The technology used to portray flying witches, a talking cat, rolling decapitated heads and numerous metamorphoses required a special-effects staff of more than 200, and the series includes 164 minutes of special-effects sequences. Mr. Bortko had wanted to buy a mechanical cat from an American manufacturer in Hollywood, but the $3 million price forced him to settle for a Russian version. Behemoth - the obese chess-playing cat that plays a starring role in Bulgakov's novel - will be a combination of computer technology, a costume and the Russian-made mechanical device.

In the novel, the Devil, his one-fanged assistant and Behemoth take up residence at 10 Bolshaya Sadovaya, the same building where Bulgakov lived in Moscow. The hundreds of readers who make pilgrimages to the building every year cover the walls of the stairwell leading up to the apartment with quotations and messages that praise Bulgakov and examine the novel's mystical elements.

"Return to us, Bulgakov!" reads one message. "We will be waiting."
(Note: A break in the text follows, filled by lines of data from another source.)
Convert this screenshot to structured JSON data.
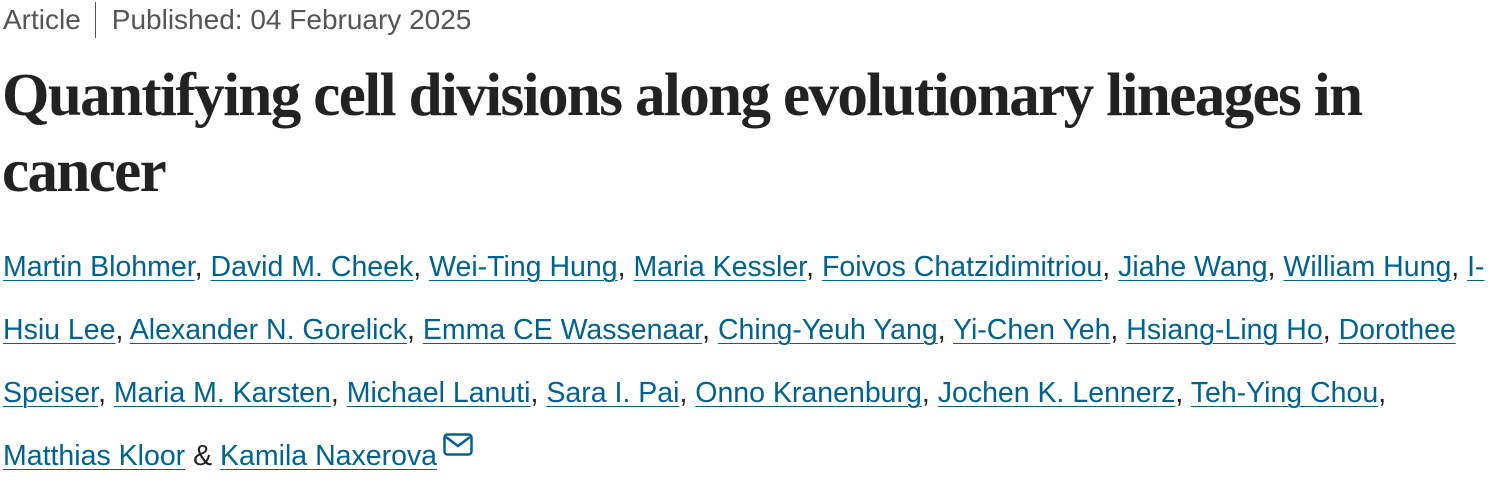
{
  "header": {
    "article_type": "Article",
    "published_label": "Published:",
    "published_date": "04 February 2025"
  },
  "title": "Quantifying cell divisions along evolutionary lineages in cancer",
  "authors": {
    "names": [
      "Martin Blohmer",
      "David M. Cheek",
      "Wei-Ting Hung",
      "Maria Kessler",
      "Foivos Chatzidimitriou",
      "Jiahe Wang",
      "William Hung",
      "I-Hsiu Lee",
      "Alexander N. Gorelick",
      "Emma CE Wassenaar",
      "Ching-Yeuh Yang",
      "Yi-Chen Yeh",
      "Hsiang-Ling Ho",
      "Dorothee Speiser",
      "Maria M. Karsten",
      "Michael Lanuti",
      "Sara I. Pai",
      "Onno Kranenburg",
      "Jochen K. Lennerz",
      "Teh-Ying Chou",
      "Matthias Kloor",
      "Kamila Naxerova"
    ],
    "separator": ",",
    "last_separator": "&"
  }
}
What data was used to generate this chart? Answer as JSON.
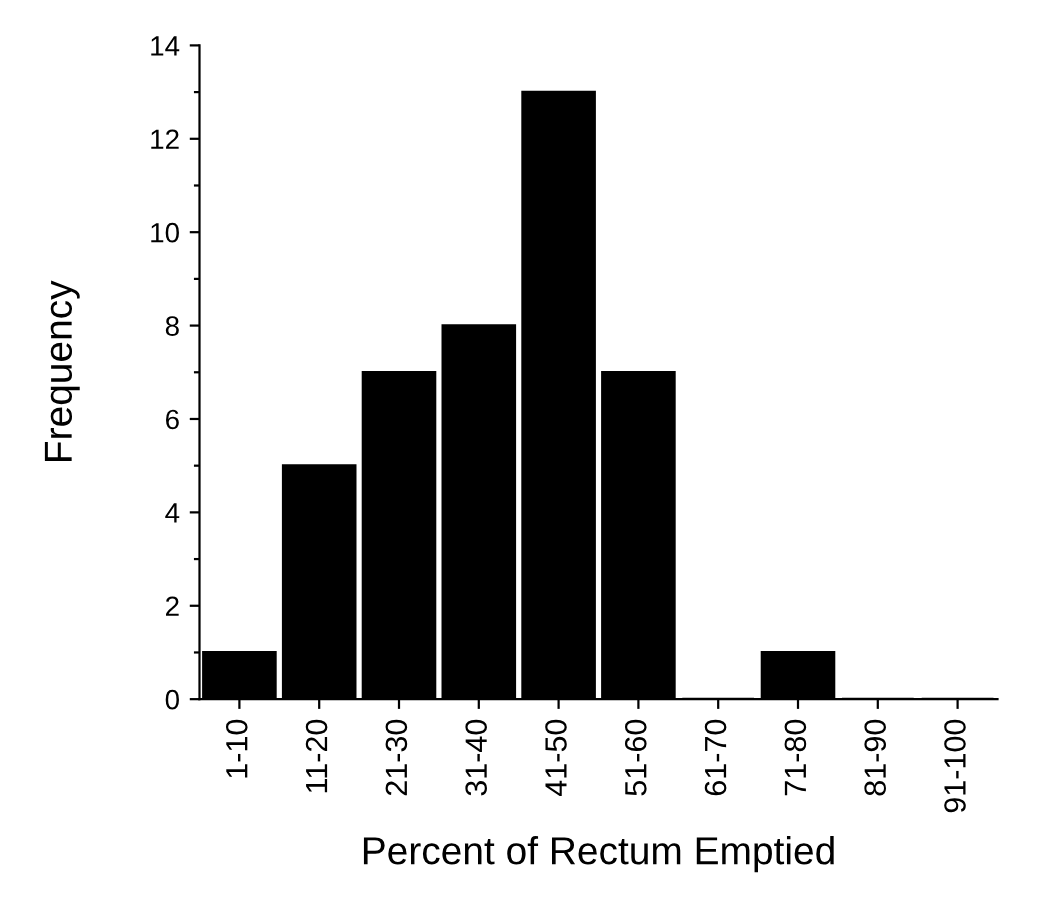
{
  "chart_data": {
    "type": "bar",
    "xlabel": "Percent of Rectum Emptied",
    "ylabel": "Frequency",
    "categories": [
      "1-10",
      "11-20",
      "21-30",
      "31-40",
      "41-50",
      "51-60",
      "61-70",
      "71-80",
      "81-90",
      "91-100"
    ],
    "values": [
      1,
      5,
      7,
      8,
      13,
      7,
      0,
      1,
      0,
      0
    ],
    "color": "#000000",
    "ylim": [
      0,
      14
    ],
    "yticks": [
      0,
      {
        "value": 1,
        "label": null
      },
      2,
      {
        "value": 3,
        "label": null
      },
      4,
      {
        "value": 5,
        "label": null
      },
      6,
      {
        "value": 7,
        "label": null
      },
      8,
      {
        "value": 9,
        "label": null
      },
      10,
      {
        "value": 11,
        "label": null
      },
      12,
      {
        "value": 13,
        "label": null
      },
      14
    ],
    "grid": false,
    "legend": false
  }
}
Mr. Bortko, well-respected among Russians for his 1988 screen adaptation of Bulgakov's "Heart of the Dog," finished writing the screenplay for "The Master and Margarita" in 1996. He says the series will not seriously diverge from Bulgakov's text. His decision to make a mini-series rather than a film stemmed from his desire to adhere to the novel, to include its psychological depth as well as its mysticism and sharp wit. It would be impossible to fit all the scenes from the novel into a single film.

"I didn't write one word of the screenplay from my own ideas," Mr. Bortko said. "It is Bulgakov's text."

His attention to the finer points of Bulgakov's narrative may help him win over the Russian public this Monday. Because, after all, the devil is in the details.